Friday, January 13, 2012
Publisher/Editor: Brian Morrisey
Boston Editor: Doug Holder
Contributing Editor: Joe Pachinko
Review by Dennis Daly
Some covers tease. Some lure. Some enhance. The cover of Poesy XXXIX tests. A photograph of a grime-encrusted broken foam- cushioned chair with rolling arms, going to seed, the type often found in the darkened corners of factories, or homeless camps, offers the reader a choice. Either rest here, exchange funky molecules with the garish fabric, and be conveyed to places avant-garde, or pass it by to seek more sanitized, de-odorized, and perhaps academic, comfort.
If you decide to sit, you’ve passed the test and will match up fine with the artistic innards of this periodical. Now go to the back cover. Here you will find an extraordinary eulogy by A.D. Winans, entitled For Scott Wannberg. This jazzy piece offers a central metaphor with an attached simile like no other. Winans speaks of the dead poet as a butterfly in the way in which he lifted the spirits of those around him. So far, not that unusual.
Winans next explains that the way the butterfly lifts one’s spirits is “like a forklift.” That stopped me: a butterfly and a forklift? But, you know, it does work. I have not a little familiarity with forklifts and know the feel of the steady power lifting enormous weights skyward. That, together with the winged flitter of inspiration and delicateness suggested by a butterfly—well, damn if it doesn’t work. This same poem ends with a beautiful touch of wisdom,
Judge not a person by their supposed achievements
Judge that person like you would judge a song
Not by its words and melody
But by the way it lifts the spirit and the soul.
Inside the issue, the poem, Beyond the Bend by G. A. Scheinoha, takes your breath away. A poem’s creation is conjured up,
first by the languid
stream of syllables,
broken only by
rock hard consonants
jutting up from
the white water churn
The language is precise and wondrous
Another poem, One Thousand Abbie Hoffmans, recalls an earlier time of innocent hilarity and freedom. Whatever became of my copies of Revolution for the Hell of It and Steal This Book anyway? John Dorsey, the author, gets it right in his last four lines,
You knew mambo when you saw it
Knew dreams by the way
they kissed your skin
for a taste of freedom.
Tiny Photographs, a poem by Bruce McRae, oozes resistance and contrariness with these imagistic lines,
A monk burning
on a busy motorway
A stop sign
with a bullethole in it
A woman’s mouth
colored with smudged
A Conversation with Sam Cornish by Doug Holder is not so much a conversation as a reflection on a meeting and conversation with Boston Poet Laureate Cornish. Holder, besides being an accomplished poet himself, is a terrific interviewer. He virtually erases himself from the piece, putting Cornish front and center. Holder uses a gritty Cornish poem, Dog Town Slim, dually for atmospherics and to prove a point—that Cornish is one tough street poet.

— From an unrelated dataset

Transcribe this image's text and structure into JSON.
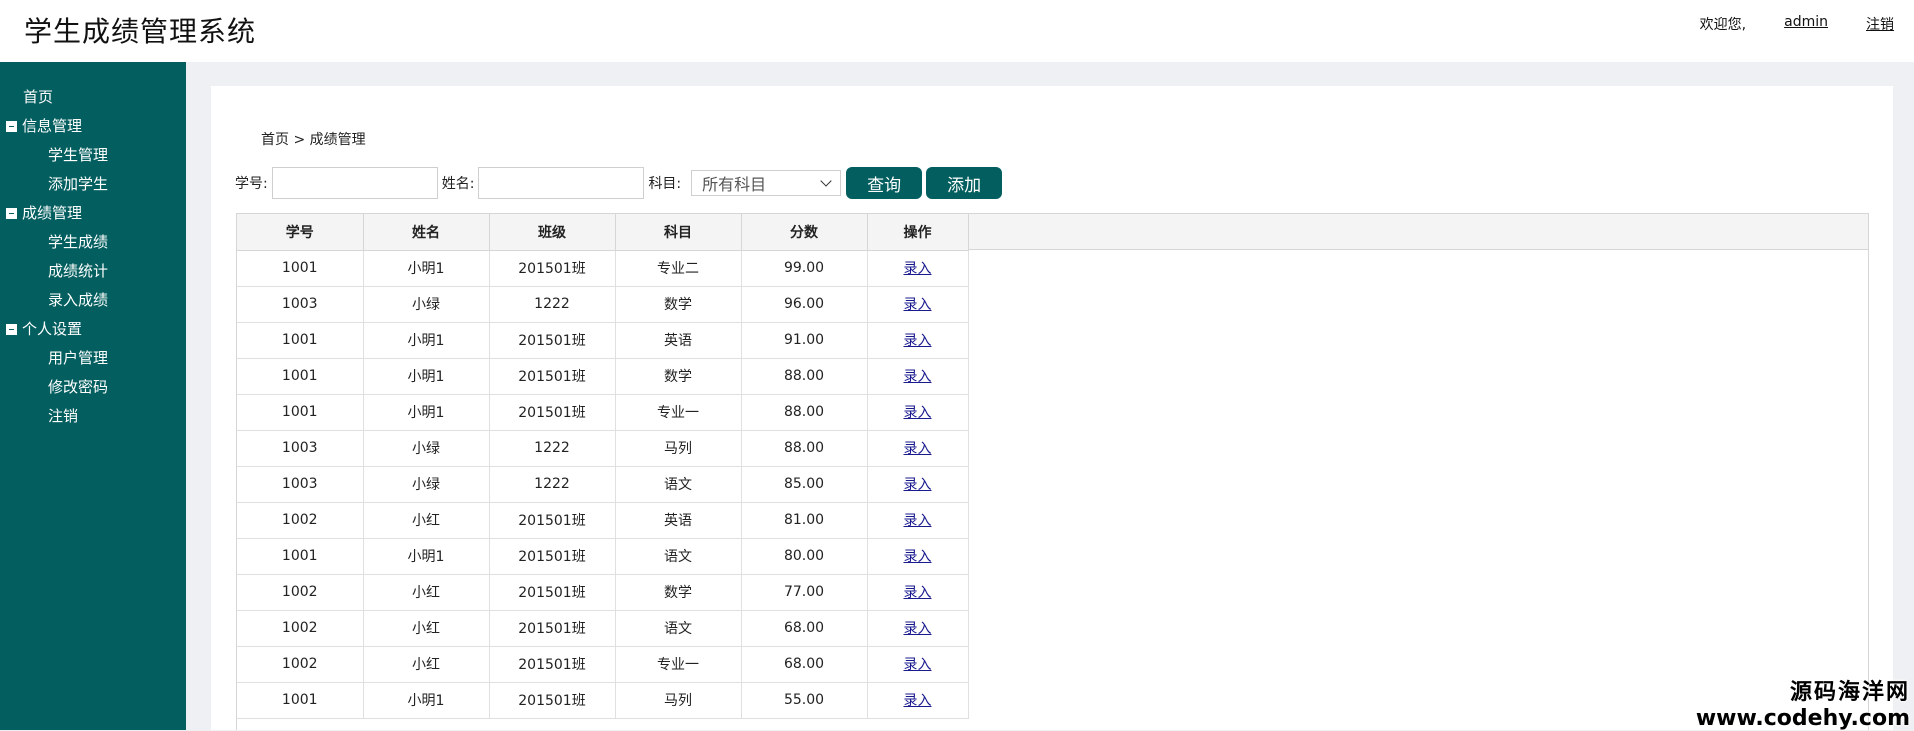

Two words not usually associated (at least in my mind) with a poet laureate are community and outreach. Holder tacks these words onto Cornish reinforcing his argument that Cornish, despite his formal title, is not one of the mandarins, the careerists of the poetic world. In fact Cornish marshals the advantages of his title in support of those “holy fools,” who write for the love of it. Holder’s admiration of Cornish couldn’t be more palpable.
Solid artwork in the form of photographs add to and punctuate this issue. My favorites are two window scenes by T. Kilgore Splake. One juxtaposes Da Vinci’s Mona Lisa’s subtle smile with a broad sculptured laughing face sitting on a window sill. The other portrays an older man, in silhouette, catching his breath, perhaps, in front of a lighted, seasonally decorated window.
I also liked very much the reprint of Scott Wannberg’s, The Rain Came Down Collect. Wannberg, before his death, was apparently a beloved supporter and friend of Poesy. A number of this issue’s poets dedicated their pieces to him.
In the poem itself Wannberg expresses his compassion for the hurt and broken people, who seek healing,
The doctor sits high up on a tree limb,
Searching through binoculars,
The healing will arrive soon, I hear
Don’t quite know which train will bring it.
What is also apparent is Wannberg’s belief in the curative powers of legitimate art,
Bring your wounded luggage,
Bring your passion and your hope.
Some things still mean,
Despite rhetoric, lies, and misdealt cards.
Of the many other interesting poems in this issue, one prose poem really struck me—Edgar Allen Poe by Ralph Malachowski. The interplay between Poe’s spun black magic and the reader/admirer is stunning. These two lines describe one heart’s connection with Poe’s vision,
Edgar Allen became a bas relief of grief appearing briefly before our besotted eyes.
Our occult groom will bloom in our heart’s greenhouse, watered by blasphemy, fed by doom.